Rant: So you want help?
francis_ at gmx.net
Sun Nov 7 00:51:55 CET 2010
At 2010-11-06 17:00, Thomas Friedrichsmeier wrote:
>Right now one central problem with having a time gap between the compilers is
>that it will cause serious confusion. Suppose MSVC is at 4.5.3,
>while MinGW is
>still at 4.4.4. Right now, users will
>1. select a mirror
>2. select a compiler (let's suppose user choses MinGW, here)
>3. select a release (obviously user selects the latest one, i.e. 4.5.3)
>4. select packages (but our example user will not see *any* packages, since
>there are no MinGW 4.5.3 packages)
>What I am suggesting is that users will
>3. select a release _type_ (stable / unstable / nightly)

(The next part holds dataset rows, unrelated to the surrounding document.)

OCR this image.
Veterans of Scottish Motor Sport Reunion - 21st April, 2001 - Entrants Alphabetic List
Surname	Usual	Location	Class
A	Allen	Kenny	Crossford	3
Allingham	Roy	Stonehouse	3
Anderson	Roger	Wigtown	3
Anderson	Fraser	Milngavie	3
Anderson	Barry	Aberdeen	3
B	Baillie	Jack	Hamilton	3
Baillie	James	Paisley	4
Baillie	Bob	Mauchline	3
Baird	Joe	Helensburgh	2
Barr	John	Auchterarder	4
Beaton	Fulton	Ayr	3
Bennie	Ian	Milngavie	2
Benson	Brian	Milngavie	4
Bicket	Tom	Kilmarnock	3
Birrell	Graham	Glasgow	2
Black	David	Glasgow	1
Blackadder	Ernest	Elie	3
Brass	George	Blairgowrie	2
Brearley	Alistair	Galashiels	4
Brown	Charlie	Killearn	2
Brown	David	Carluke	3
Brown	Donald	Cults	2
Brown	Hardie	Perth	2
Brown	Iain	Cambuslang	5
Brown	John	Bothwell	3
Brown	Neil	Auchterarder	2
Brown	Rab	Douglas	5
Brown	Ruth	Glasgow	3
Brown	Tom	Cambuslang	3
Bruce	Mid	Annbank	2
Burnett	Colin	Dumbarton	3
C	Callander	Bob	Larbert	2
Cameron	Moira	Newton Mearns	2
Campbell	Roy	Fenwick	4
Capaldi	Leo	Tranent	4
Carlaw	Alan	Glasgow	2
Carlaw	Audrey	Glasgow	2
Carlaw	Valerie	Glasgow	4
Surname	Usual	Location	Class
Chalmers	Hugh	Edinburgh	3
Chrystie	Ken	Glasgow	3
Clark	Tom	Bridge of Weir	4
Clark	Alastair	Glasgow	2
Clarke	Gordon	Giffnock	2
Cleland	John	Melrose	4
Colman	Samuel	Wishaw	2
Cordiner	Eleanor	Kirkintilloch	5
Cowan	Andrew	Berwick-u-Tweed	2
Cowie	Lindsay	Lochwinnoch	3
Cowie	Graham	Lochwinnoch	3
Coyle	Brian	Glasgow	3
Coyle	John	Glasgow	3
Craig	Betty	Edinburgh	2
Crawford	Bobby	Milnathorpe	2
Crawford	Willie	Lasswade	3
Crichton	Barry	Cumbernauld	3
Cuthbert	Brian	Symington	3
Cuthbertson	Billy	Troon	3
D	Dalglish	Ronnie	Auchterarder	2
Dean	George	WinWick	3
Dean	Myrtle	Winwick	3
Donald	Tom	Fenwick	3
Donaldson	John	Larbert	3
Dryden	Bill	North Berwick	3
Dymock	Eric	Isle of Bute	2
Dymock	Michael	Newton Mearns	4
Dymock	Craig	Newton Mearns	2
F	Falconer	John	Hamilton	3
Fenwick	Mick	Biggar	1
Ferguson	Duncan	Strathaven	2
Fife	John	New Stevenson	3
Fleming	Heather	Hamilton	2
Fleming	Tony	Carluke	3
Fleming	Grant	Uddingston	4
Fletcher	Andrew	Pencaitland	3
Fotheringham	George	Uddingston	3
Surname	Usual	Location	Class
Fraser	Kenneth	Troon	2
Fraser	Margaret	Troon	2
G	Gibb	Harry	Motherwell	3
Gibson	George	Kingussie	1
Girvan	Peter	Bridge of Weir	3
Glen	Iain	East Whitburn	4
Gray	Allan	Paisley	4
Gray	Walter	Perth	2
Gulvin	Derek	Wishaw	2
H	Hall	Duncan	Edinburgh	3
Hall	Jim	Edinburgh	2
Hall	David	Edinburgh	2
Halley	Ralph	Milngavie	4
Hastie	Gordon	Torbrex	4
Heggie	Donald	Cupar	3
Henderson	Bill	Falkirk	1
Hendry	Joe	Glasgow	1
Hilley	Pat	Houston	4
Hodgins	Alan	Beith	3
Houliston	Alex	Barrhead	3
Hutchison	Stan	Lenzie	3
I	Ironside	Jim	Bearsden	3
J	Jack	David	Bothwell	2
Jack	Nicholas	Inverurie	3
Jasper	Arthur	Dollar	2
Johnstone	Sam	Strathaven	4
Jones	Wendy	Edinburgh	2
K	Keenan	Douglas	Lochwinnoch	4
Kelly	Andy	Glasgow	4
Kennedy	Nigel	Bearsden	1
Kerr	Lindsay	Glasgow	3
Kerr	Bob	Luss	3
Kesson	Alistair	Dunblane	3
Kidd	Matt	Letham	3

>4. MinGW users will be able to select 4.4.4 packages, MSVC users will see
To me the whole idea that users should have to select a compiler is
completely ludicrous. How many decent windows installers ask you that
sort of question? None. Who cares? No-one, users just want the bloody
app. Which user can say what compiler was used for this or that
application outside the KDE world? Developer might care, but let's
not kid ourselves that it is for any other reason than their own preferences.
The underlying issue is whether KDE for Windows wants to include Joe
Bloggs as a user, or keep itself narrowly focused on the developer
community to the exclusion of anyone else. Perhaps it is worth
repeating again who Windows KDE is aimed at.
That is the first issue. The second issue is that having many
compilers available is a waste of resources. I cannot compile
Digikam, under any compiler. What use is it to me to have myriad
versions of MinGW, MSVC, TDM-GCC and whatnot if none of them work?
I'd rather have one, but one that works. If everyone was forced to
use the same, all the issues would very quickly be ironed out and we
could spend time focusing on improving applications rather than
fiddling with an over-engineered release system.
2c from a newbie, so probably not even worth the paper it's written on.